Katy Perry Discusses Rejecting Her Christian Upbringing, Criticizes Pastor Parents for 'Sheltering' Her

By Leah Marieann Klett
Katy Perry
Katy Perry attends the 2017 Grammy Awards Getty Images

Katy Perry has opened up about her Christian upbringing and said she's continually attempting to drop the "conditioned layers" imposed on her by her pastor parents.

The 32-year-old pop star revealed to Vogue Magazine that her parents, both evangelical Christian pastors, "carefully sheltered her" throughout her young life.

"[My] house was church on Sunday morning, church on Sunday night, church on Wednesday evening; you don't celebrate Halloween, Jesus gives you your Christmas presents; we watch Bill O'Reilly on TV," she said. "That was my whole childhood and youth and early teens. I still have conditioned layers dropping off of me by the day."

The "I Kissed a Girl" singer claimed that her parents didn't allow her to "interact with gay people" and that there was "some generational racism."
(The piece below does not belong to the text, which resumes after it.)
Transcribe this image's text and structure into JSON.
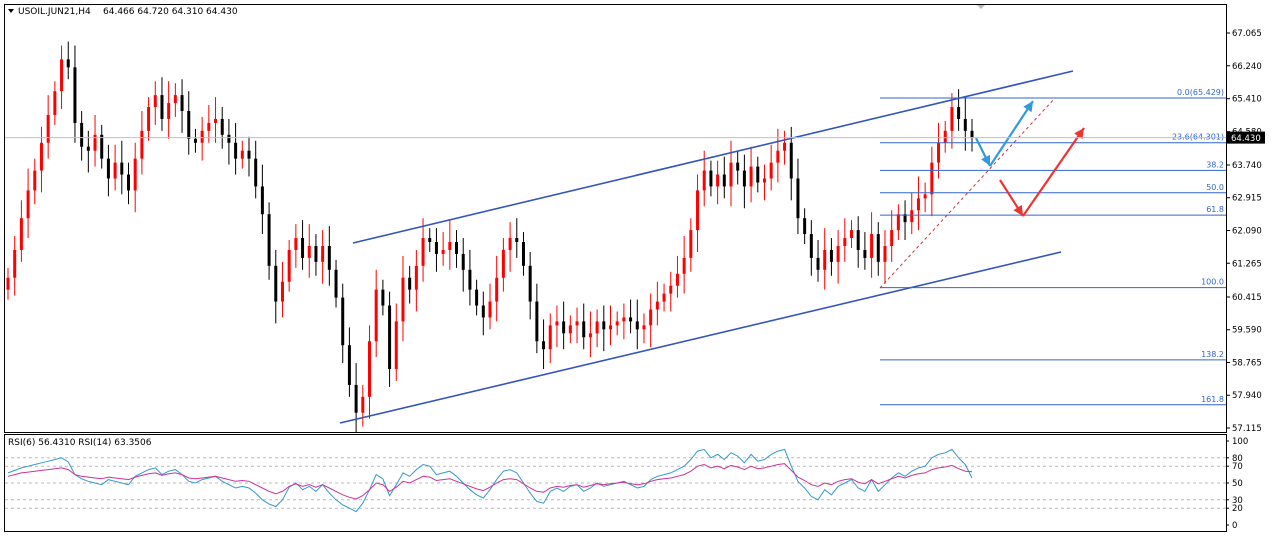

"The schools were really makeshift," explained Perry to the fashion publication. "Education was not the first priority. My education started in my 20s, and there is so much to learn still."

Going by her real name "Katy Hudson," Perry released her first self-titled album as a contemporary Christian artist.

"Amy Grant was our Madonna," the singer told Vogue of her early years as a Gospel artist. "We knew about Madonna and Marilyn Manson in my family because we picketed their concerts."

However, she described how, after handing out pamphlets titled "How to Find God" at a Manson concert in Santa Barbara, she ended up watching the performance with her youth pastor. Two years after releasing her Christian album, Perry discovered the seventies group Queen and was mesmerized by the group's sexually provocative lead singer, Freddie Mercury.

"I had never heard such an imaginative explanation of how to live," she recalled. "That was my first perspective on that world, and I just loved it. I felt so free and accepted."

At 17, Perry moved to Los Angeles and branched out to secular music and was signed on to Capitol Music Group. Her debut as Katy Perry was an instant success and she has continued to advance her career.

As earlier reported, in the process of reestablishing herself as a pop star, Perry turned away from her religious views. "I don't believe in a heaven or a hell or an old man sitting on a throne," said Perry in an issue of Marie Claire. "I believe in a higher power bigger than me because that keeps me accountable."

The singer has also rejected the Conservative ways of her parents, and has become an activist for LGBT rights.

In a speech last month at the Human Rights Campaign gala, Perry recounted her experiences going to Christian camps that advocated for "praying the gay away": "Most of my unconscious adolescence, I prayed the gay away at my Jesus camps. But then in the middle of it all, in a twist of events, I found my gift and my gift introduced me to people outside of my bubble. My bubble started to burst," Perry added.

The popstar added that the LGBT people she met on her rise to fame "were the most free, strong, kind and inclusive people I have ever met. They stimulated my mind and they filled my heart with joy and they freaking danced all the while doing it.

"These people are actually magic, and they are magic because they are living their truth."

The popstar's rejection of her faith became evident in her overtly Satanic performance of "Dark Horse" at the 2014 Grammys, which prompted Christian singer Natalie Grant to leave the awards ceremony early.

Perry's parents have previously expressed sorrow over their daughter's decision to abandon her faith and promote a worldview that goes against Biblical instruction.

"They ask how can I preach if I produce a girl who sang about kissing another girl? I was at a concert of Katy's where there were 20,000. I'm watching this generation and they were going at it. It almost looked like church. I stood there and wept and kept on weeping and weeping," Katy's father, Keith Hudson said in a 2014 sermon. "They're loving and worshipping the wrong thing."

"Satan's assault on our youth is relentless, and they can't fight against it alone," Mary Hudson, Perry's mother, wrote in Charisma magazine. "Parents have to walk in their God-given authority-children can't be left to raise themselves."